The Multidimensionality of national belonging: patterns and implications for immigrants’ naturalisation intentions

When:
October 21, 2021 @ 12:00 pm – 1:00 pm Europe/Rome Timezone
2021-10-21T12:00:00+02:00
2021-10-21T13:00:00+02:00
Where:
Sala Triaria, Villa Schifanoia
A Global Citizenship seminar series which will discuss research findings that suggest that citizenship for immigrants to France has value as national identity, and as a means to greater acceptance and integration.
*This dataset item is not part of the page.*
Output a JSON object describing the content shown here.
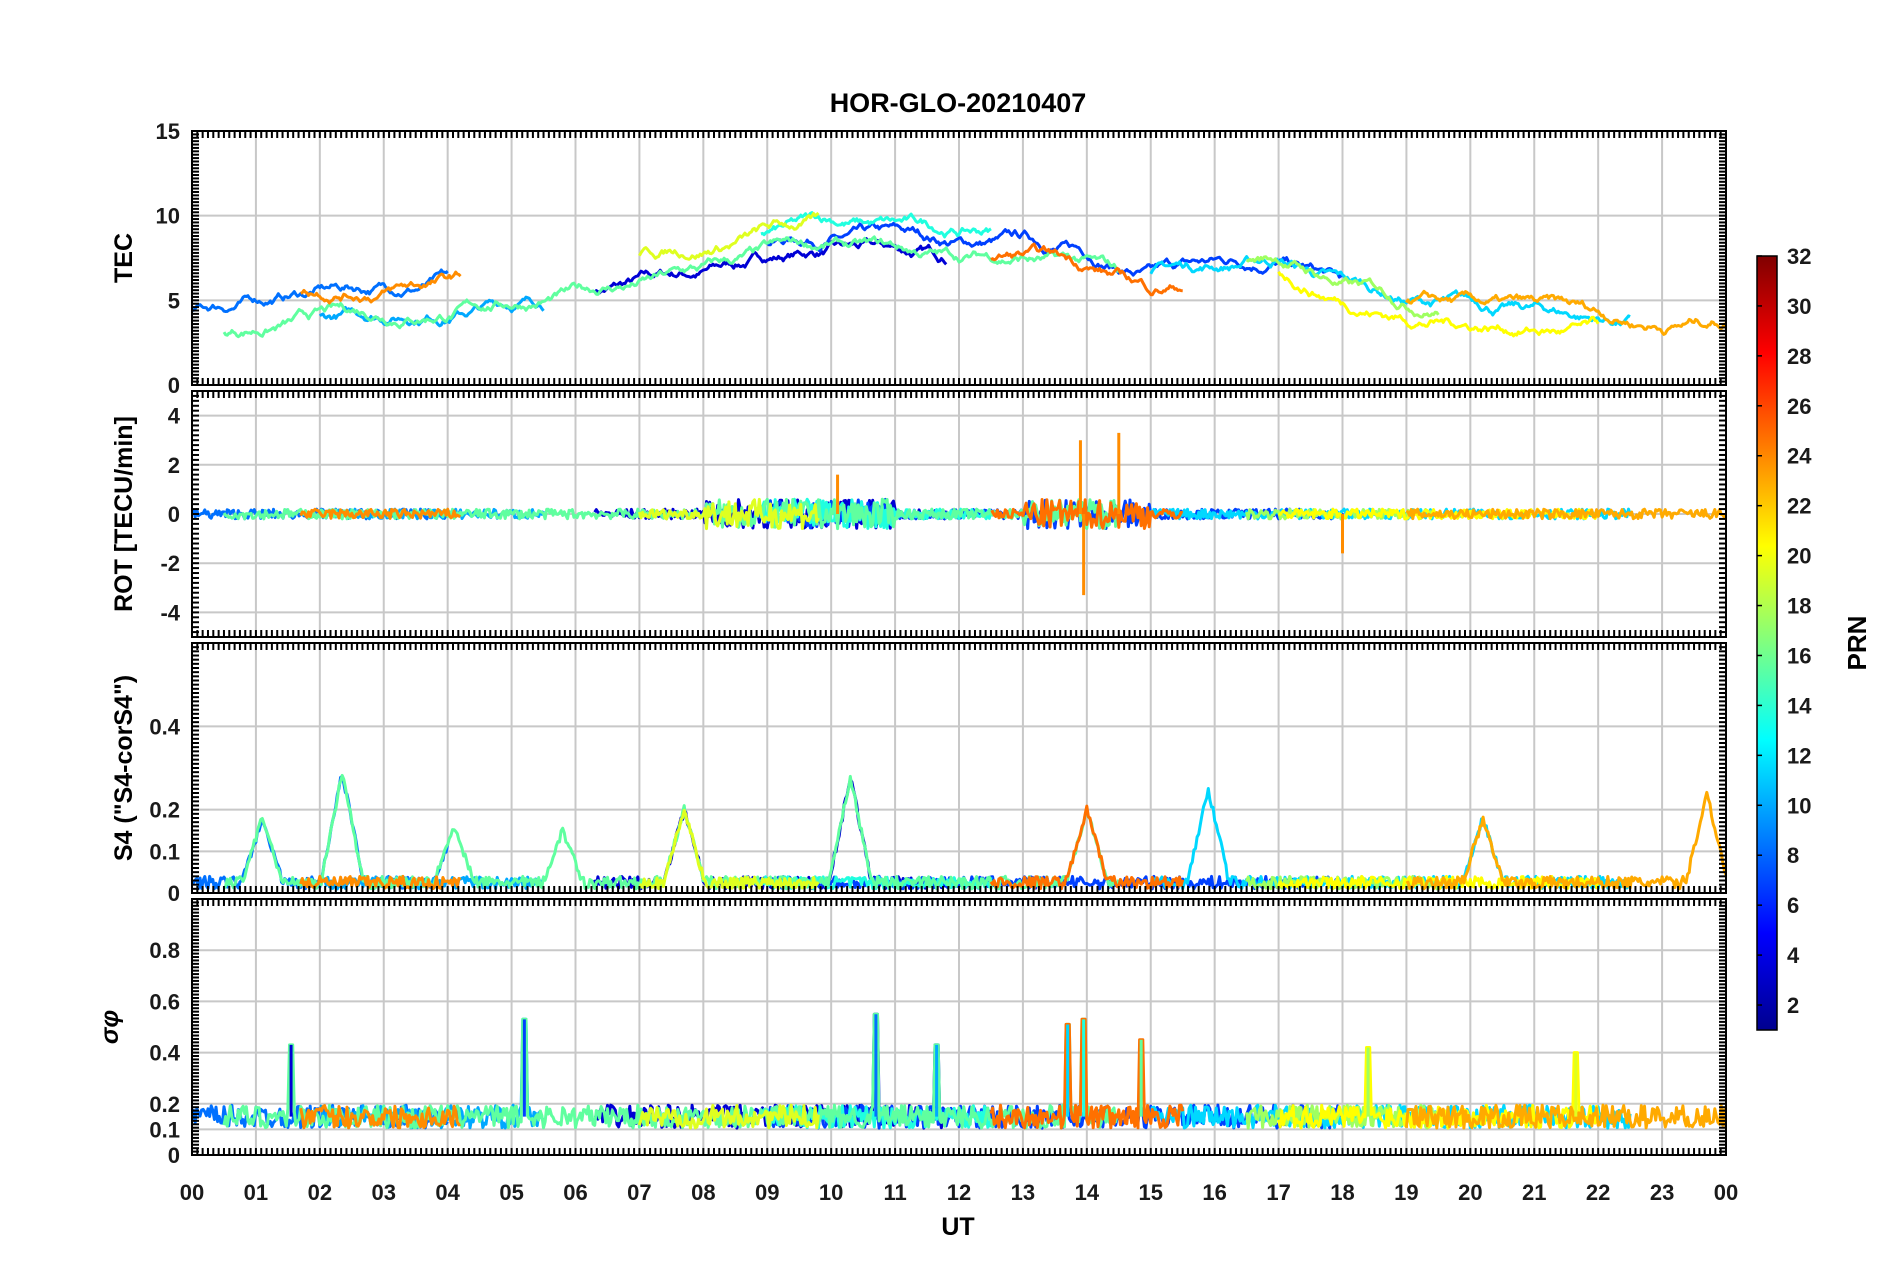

Drawing on the Trajectories and Origins Survey, the paper that will be presented in this Globalcit seminar session investigates how national sense of belonging shapes immigrants’ intention to naturalise in France. We exploit rich information about subjective national identity, recognition by others, and perceived discrimination to build a multidimensional construct of belonging using a latent class model. We show that immigrants’ sense of belonging articulates in five different ways, ranging from full belonging to exclusion. We then explore how different belonging types are related to naturalisation intentions. Naturalisation intentions are highest among those who feel they fully belong, and lowest among those who feel fully excluded. Yet, migrants whose strong sense of national belonging is undermined by the absence of recognition by others and by the experience of racism and discrimination are also highly motivated to naturalise. These findings suggest that citizenship for immigrants to France has value as national identity, and as a means to greater acceptance and integration.